I wasn’t kidding when I said that by my estimation the overall cost of an aquarium installation is down more than 20%. In 2016 we had a huge year and have sold and installed many aquariums around 500 gallons, which is really big.

Those tanks would have been so much more expensive even 5 years ago that a lot of people may have had other thoughts on spending so much. But particularly for the larger tanks, we save even more money than we do on smaller ones. No more need for massive pumps and chillers to cool the water after the pumps cook it means that the total cost of the installation is far lower.
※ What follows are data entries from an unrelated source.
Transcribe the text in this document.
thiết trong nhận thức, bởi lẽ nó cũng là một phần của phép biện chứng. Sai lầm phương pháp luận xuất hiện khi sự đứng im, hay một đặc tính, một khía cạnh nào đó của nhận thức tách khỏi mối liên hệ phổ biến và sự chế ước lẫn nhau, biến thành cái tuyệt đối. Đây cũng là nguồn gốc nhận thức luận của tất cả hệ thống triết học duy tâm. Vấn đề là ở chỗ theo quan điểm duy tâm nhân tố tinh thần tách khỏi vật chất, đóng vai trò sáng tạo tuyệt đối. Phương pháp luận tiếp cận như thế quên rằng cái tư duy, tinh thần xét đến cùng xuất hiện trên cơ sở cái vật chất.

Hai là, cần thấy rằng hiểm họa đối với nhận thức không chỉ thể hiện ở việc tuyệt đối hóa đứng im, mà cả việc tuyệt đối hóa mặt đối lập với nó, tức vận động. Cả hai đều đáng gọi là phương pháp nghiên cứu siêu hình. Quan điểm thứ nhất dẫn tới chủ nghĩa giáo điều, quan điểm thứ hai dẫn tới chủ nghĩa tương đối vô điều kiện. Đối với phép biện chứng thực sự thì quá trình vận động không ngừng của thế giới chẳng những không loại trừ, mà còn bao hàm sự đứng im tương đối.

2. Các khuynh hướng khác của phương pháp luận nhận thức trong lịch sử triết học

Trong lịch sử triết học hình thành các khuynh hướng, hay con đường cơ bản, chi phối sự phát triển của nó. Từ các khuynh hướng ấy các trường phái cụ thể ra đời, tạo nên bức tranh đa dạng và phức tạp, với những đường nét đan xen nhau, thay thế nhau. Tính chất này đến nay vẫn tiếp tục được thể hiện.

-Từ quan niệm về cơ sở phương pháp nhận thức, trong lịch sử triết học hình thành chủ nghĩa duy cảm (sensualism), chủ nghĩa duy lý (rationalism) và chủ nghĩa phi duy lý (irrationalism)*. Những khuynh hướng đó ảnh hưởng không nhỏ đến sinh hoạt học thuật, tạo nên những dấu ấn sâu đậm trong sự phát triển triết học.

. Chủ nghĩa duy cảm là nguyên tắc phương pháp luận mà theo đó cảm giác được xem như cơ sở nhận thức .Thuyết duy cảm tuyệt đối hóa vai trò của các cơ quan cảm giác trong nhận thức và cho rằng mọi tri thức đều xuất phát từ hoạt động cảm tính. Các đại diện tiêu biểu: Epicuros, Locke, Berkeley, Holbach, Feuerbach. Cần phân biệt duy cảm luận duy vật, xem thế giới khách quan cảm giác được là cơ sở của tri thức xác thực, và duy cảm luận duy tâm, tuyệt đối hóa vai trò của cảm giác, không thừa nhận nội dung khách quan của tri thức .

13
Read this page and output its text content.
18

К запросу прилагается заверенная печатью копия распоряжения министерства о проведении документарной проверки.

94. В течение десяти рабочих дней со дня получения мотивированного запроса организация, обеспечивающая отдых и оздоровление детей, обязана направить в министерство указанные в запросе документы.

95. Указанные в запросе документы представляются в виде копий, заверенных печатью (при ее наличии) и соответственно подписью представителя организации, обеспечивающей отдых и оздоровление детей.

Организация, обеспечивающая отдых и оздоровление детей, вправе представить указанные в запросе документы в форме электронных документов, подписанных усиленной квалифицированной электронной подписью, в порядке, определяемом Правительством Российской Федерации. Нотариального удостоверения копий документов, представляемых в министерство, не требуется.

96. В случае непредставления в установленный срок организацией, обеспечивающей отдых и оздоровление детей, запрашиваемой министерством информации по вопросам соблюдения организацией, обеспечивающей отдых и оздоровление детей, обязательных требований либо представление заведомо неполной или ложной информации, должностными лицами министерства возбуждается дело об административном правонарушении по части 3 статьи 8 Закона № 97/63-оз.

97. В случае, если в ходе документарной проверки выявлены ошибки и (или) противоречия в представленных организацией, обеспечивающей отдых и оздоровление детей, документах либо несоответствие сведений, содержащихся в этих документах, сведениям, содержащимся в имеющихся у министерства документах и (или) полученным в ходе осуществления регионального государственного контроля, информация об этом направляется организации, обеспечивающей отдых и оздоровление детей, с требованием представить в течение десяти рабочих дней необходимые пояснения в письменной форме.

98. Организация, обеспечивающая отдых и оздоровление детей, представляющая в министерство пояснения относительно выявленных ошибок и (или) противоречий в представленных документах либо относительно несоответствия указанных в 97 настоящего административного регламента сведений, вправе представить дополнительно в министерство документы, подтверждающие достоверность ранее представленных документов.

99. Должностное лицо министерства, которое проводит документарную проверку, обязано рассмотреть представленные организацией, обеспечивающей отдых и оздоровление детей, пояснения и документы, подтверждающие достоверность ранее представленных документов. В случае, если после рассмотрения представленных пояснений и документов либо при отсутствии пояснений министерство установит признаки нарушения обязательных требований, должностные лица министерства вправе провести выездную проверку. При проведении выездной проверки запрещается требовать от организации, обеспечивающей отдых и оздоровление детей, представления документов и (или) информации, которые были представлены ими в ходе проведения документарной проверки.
  1.    Continued success in saltwater fish breeding

2016 saw the first successful breeding of the Blue Tang, or “Dori”, fish. This was a huge development. The “Nemo” fish have been successfully bred in captivity for years, so much to the fact the fish is hardly available as “wild caught” anymore—breeding in captivity is just so much less costly and complicated. The more fish and corals that are bred in captivity, the better, because this protects natural populations from poachers.

  1.   Aquaponics

Aquaponics is the process of soil-less farming. A tank of fish are kept to grow and breed and ultimately be harvested for consumption. The water from that tank which is full of nitrogen and thus, plant nutrient, is sent to growing beds for a huge number of vegetables. These vegetables flourish in the nutrient rich water and grow very rapidly. Entire curriculums are being developed for schools about this topic and more and more schools are installing aquaponic systems. These units are beginning to find their way to the home aquarium where people can grow their own herbs and vegetables, and this is only going to continue as more and more consumers are concerned about where their food is coming from.